Mais les membres de la famille Veerapen ne sont pas les seuls à avoir voulu empêcher qu’un tel drame se produise. Une des voisines du couple, ayant souhaité garder l’anonymat, confie : «Les disputes étaient fréquentes. Nou ti anvi tir tifi-la me garson-la ti pe menas nou, ti pe dir nou pa rant dan so zafer.» Elle a encore du mal à se faire à l’idée qu’un tel drame a pu survenir à quelques mètres de son domicile. «Nou ti pe trouve ki ti pe pase. Nou ti pe dir li ale, al res avek so fami, me li pa ti le. Li ti tro kontan garson-la, li ti pe fer tou pou li.» Selon notre interlocutrice, la dispute est survenue le jour fatidique, «parski Vijay ti pe fim simik». S'est-il énervé parce qu'il n'avait pas eu sa dose? De son côté, le suspect a avancé une autre version auprès des enquêteurs. «Nou pa ti atann li pou bat sa fam-la li pou touy li. Li bizin peye pou seki li finn fer li.»

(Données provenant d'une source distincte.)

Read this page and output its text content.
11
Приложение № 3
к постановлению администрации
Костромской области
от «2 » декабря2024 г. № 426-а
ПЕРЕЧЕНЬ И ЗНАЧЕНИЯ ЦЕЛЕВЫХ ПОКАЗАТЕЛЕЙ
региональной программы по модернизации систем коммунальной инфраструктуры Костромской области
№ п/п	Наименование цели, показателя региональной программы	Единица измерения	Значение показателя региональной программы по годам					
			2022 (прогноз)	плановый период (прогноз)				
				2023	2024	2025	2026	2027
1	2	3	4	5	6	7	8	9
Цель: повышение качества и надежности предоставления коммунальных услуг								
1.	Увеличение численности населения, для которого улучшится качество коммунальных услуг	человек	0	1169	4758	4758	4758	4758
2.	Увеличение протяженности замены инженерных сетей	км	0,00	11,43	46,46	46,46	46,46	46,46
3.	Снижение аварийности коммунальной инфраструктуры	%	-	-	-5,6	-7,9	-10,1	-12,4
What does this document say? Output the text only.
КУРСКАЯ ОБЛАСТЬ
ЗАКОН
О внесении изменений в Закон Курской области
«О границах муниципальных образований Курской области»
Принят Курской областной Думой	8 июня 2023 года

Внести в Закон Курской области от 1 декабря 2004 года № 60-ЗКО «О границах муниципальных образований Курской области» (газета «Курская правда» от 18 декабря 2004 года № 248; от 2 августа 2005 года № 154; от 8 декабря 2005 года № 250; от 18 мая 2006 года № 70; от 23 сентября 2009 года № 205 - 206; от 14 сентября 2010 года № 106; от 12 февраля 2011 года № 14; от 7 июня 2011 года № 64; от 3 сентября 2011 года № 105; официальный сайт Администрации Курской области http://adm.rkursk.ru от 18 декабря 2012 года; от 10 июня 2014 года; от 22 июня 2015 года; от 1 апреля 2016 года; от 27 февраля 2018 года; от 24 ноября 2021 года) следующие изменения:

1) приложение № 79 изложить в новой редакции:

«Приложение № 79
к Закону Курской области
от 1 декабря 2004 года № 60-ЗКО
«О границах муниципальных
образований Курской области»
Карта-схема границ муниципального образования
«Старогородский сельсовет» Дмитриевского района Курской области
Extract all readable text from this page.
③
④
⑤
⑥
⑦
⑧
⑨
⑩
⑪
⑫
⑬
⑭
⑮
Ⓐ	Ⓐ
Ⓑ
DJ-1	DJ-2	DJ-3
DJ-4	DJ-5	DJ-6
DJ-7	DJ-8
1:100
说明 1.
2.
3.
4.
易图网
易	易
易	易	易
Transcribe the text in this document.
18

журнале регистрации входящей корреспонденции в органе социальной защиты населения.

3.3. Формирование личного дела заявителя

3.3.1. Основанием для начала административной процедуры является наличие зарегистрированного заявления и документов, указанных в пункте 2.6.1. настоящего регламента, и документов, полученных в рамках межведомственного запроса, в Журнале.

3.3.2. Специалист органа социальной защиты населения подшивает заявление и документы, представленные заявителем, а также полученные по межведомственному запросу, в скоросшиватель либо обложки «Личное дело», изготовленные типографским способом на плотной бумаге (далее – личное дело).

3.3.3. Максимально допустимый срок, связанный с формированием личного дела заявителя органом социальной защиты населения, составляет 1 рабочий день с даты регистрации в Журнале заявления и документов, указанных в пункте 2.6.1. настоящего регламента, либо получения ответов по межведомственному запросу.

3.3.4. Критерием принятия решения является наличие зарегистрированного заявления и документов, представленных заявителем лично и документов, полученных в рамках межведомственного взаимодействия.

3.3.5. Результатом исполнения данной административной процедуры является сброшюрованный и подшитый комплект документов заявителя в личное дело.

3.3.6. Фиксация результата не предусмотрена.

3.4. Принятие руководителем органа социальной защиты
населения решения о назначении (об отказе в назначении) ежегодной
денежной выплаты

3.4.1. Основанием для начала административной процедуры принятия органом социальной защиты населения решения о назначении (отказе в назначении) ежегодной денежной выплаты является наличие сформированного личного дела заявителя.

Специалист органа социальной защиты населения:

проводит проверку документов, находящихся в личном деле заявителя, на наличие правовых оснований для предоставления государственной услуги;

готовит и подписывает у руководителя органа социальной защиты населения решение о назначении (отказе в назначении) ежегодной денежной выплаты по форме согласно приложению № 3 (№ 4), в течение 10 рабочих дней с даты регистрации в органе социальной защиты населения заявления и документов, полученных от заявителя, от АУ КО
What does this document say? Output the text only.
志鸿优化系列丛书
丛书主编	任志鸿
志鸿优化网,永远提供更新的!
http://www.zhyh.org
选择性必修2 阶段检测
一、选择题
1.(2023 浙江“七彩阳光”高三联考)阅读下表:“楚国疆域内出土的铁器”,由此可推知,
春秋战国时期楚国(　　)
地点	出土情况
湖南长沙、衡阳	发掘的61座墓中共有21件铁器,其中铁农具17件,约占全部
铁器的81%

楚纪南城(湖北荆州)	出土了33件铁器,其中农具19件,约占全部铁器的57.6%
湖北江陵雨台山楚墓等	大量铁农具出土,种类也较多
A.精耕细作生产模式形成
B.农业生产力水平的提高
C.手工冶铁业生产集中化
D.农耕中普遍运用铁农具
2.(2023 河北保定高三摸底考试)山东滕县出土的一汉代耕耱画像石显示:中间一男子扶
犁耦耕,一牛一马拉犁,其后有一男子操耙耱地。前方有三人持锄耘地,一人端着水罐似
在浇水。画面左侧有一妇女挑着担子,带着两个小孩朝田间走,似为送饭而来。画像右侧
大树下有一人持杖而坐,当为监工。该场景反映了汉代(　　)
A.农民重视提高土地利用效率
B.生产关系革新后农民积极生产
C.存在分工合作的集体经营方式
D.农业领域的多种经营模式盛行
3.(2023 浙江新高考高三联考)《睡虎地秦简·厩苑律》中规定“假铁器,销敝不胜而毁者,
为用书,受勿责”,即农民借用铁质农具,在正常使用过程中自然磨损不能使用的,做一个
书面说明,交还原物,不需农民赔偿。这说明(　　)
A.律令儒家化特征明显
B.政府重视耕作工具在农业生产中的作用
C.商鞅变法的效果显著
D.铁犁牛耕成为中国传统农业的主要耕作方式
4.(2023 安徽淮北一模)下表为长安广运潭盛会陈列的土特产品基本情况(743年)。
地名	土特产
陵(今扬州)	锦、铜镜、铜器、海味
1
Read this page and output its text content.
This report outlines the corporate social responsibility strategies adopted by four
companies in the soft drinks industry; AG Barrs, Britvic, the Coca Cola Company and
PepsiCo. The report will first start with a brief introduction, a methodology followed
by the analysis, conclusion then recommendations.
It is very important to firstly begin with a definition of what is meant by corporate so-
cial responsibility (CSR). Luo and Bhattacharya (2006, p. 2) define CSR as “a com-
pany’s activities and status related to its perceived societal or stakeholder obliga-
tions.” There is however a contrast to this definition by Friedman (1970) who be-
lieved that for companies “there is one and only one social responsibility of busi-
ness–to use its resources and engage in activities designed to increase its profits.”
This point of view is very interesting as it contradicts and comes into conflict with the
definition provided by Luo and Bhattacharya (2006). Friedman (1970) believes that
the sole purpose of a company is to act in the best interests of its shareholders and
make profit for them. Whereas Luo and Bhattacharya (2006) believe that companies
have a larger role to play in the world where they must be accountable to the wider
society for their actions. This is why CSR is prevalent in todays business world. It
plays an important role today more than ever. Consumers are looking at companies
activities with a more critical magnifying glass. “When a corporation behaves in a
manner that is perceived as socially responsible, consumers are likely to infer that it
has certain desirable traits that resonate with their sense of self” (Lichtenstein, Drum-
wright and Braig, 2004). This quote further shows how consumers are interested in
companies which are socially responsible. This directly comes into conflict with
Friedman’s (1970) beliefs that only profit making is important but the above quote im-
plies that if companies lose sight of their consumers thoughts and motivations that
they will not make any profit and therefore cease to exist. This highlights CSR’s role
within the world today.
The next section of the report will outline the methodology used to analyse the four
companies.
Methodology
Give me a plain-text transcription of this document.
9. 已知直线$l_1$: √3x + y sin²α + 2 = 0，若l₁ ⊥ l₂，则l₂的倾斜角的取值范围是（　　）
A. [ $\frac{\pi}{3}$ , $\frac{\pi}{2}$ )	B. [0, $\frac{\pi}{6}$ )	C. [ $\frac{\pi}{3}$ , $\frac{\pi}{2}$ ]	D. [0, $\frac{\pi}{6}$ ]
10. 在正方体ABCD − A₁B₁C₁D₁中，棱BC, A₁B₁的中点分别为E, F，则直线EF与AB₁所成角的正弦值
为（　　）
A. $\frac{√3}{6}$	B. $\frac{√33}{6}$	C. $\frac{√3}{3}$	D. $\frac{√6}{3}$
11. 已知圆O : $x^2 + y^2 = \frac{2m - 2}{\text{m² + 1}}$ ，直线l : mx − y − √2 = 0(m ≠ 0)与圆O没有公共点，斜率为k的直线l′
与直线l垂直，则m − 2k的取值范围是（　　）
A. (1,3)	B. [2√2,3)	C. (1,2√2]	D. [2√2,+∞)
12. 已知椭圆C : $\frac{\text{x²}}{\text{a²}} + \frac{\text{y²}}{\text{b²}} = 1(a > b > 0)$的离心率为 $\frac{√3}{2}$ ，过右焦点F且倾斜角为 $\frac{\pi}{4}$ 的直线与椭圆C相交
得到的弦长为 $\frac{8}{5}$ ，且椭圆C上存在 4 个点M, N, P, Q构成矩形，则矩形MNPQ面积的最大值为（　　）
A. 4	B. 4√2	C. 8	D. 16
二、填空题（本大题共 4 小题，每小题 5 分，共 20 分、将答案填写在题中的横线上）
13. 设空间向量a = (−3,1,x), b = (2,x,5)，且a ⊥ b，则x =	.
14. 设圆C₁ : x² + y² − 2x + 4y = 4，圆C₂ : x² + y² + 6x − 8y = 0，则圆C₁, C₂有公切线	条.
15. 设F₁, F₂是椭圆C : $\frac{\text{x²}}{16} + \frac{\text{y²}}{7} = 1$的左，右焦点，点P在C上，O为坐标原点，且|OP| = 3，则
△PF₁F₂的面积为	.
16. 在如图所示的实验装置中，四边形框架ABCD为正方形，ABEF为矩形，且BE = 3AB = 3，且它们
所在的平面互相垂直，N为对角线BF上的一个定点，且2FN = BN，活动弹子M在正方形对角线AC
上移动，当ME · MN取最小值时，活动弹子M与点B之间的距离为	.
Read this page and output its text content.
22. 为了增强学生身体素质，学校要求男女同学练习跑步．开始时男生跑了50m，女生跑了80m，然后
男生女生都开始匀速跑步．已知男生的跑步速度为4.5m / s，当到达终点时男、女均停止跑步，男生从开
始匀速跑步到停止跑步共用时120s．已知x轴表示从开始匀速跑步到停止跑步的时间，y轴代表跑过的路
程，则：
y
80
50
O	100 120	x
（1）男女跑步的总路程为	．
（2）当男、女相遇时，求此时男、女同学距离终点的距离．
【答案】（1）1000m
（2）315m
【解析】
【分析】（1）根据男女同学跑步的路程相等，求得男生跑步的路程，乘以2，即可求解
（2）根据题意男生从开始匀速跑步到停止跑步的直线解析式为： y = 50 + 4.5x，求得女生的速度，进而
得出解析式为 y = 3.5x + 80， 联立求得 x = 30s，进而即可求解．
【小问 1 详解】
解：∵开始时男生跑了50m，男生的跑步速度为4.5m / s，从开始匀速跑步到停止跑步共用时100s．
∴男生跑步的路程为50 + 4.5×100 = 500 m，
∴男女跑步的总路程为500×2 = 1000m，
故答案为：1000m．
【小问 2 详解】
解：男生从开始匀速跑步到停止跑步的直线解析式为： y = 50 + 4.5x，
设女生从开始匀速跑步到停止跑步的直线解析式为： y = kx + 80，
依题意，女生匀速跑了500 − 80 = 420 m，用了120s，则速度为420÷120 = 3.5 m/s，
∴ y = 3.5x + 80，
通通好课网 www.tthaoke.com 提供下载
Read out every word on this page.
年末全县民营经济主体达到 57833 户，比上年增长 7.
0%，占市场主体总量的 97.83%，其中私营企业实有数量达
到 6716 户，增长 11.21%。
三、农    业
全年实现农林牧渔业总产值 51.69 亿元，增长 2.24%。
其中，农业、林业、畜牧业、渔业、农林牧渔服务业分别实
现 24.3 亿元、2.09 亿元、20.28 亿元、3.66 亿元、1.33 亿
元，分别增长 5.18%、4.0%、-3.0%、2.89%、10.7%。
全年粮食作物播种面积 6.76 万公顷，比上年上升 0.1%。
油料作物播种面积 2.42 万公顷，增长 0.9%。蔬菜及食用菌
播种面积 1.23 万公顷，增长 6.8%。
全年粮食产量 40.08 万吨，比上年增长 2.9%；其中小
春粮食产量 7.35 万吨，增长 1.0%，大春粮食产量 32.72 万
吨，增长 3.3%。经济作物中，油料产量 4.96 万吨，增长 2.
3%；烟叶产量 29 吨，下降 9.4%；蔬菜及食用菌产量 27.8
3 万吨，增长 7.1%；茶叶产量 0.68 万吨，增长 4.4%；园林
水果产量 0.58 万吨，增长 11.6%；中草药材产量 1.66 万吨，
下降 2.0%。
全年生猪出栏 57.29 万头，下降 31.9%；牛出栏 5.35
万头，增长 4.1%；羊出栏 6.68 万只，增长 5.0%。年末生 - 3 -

Questionné sur son lit d’hôpital, Vinay Beekharry est passé aux aveux pour son crime. Il a déclaré avoir agressé sa compagne avec une barre de fer à plusieurs reprises, avant de l’étrangler. Il l’aurait également poignardée avant de tenter de mettre fin à ses jours après avoir constaté qu’elle ne respirait plus. Une autopsie a attribué le décès de cette dernière à un choc hémorragique provoqué par de multiples blessures.
Durant son interrogatoire, le mardi 8 mars, le jeune homme a expliqué qu’il soupçonnait Dixchita de lui être infidèle car elle avait mis plus de temps que prévu pour rentrer à la maison après avoir été récupérer de l’argent chez ses parents pour acheter du lait pour leur enfant. Il a eu l'autorisation de sortir de l'hôpital trois jours après le drame et a comparu devant le tribunal de Bambous sous une accusation provisoire de meurtre, avant d’être reconduit en cellule. Il sera à nouveau interrogé par les enquêteurs de la brigade criminelle de Bambous durant les jours à venir. La version des faits des voisins du couple devra également être recueillie.
Elle a pris la parole au Sir Harilall Vaghjee Hall, à Port-Louis, le mardi 8 mars, dans le cadre de la Journée internationale des droits de la femme. La ministre Kalpana Koonjoo-Shah a expliqué que cette journée «historique et hautement symbolique où nous célébrons la femme génère aussi certaines réflexions» et a annoncé que son ministère travaille actuellement sur «des modifications à apporter au Domestic Violence Act. Nous voulons en finir avec ce fléau qu'est la violence domestique».
Plusieurs idées sont actuellement à l'étude, notamment une thérapie pour les agresseurs afin de miser sur la prévention, mais aussi un logement provisoire pour les victimes se retrouvant dans l'obligation d'abandonner le toit conjugal.